Join us in this special conversation hosted by Eoin Walker as Saleyha Ahsan and Steve Mannion discuss the impact humanitarian and medical aid will have on the people of Ukraine, and how the medical community can assist.

Watch on-demand 

Saleyha Ahsan

Saleyha came to medicine later in life, after a spell in the British Army. After graduating out of the Royal Military Academy Sandhurst, she was commissioned into the Royal Army Medical Corps.

It was during her non-medical role of Medical Support Officer in Bosnia that Saleyha was inspired and encouraged by her military medical commanders to apply for medicine. She found herself at medical school in Dundee and never looked back.

After leaving the army, Saleyha continued to travel into hostile environments, but this time as a filmmaker and freelance journalist. She has worked and written for the BBC, Channel 4 News, the Guardian and on-line news, Latitude News.

Saleyha is currently nervously awaiting her results for her Masters in International Human Rights and Humanitarian Law, from Essex University. She undertook this to support her work with Medical Justice as a volunteer doctor assessing victims of torture seeking asylum.

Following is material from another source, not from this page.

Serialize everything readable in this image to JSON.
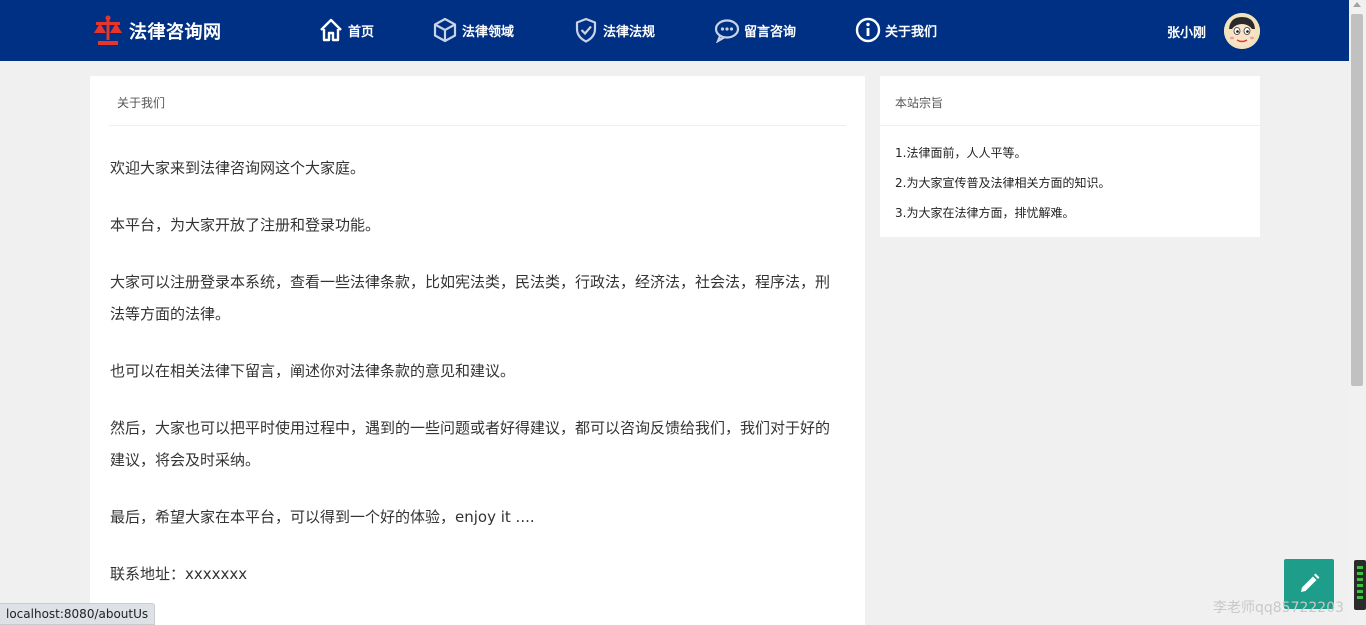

She is currently on the Diploma in Conflict and Catastrophe Medicine and has a BSc in Chemistry, while also working as a Staff Grade in A and E in London. She is in the edit stage of her latest documentary about frontline medicine in Libya, having just returned from six months out there working as a volunteer medic and filming Libyan volunteer doctors working during the battle for Bani Walid.

Steve Mannion

Whilst in Malawi Steve was the only orthopaedic surgeon for the central and northern regions of the country, a catchment population of 6-7 million people. Returning to the UK in early 2003 he did a short knee surgery fellowship at Guy’s and St Thomas’ Hospitals in London before taking up his post in Blackpool.

​In his UK practice he welcomes referrals in general orthopaedics, but he has a special interest in lower limb arthroplasty and knee arthroscopy. He continues to return to Malawi on a regular basis where he is still involved in training and research programmes.

​His interests include fitness training, running, sailing and marathon canoeing. He plays jazz / blues percussion and the blues harmonica.

​He is very much a Lancashire lad; both his grandmothers were boarding house land ladies in Blackpool, he was educated at Arnold School in Blackpool and his first ever paid employment was on Blackpool Pleasure Beach selling hot-dogs!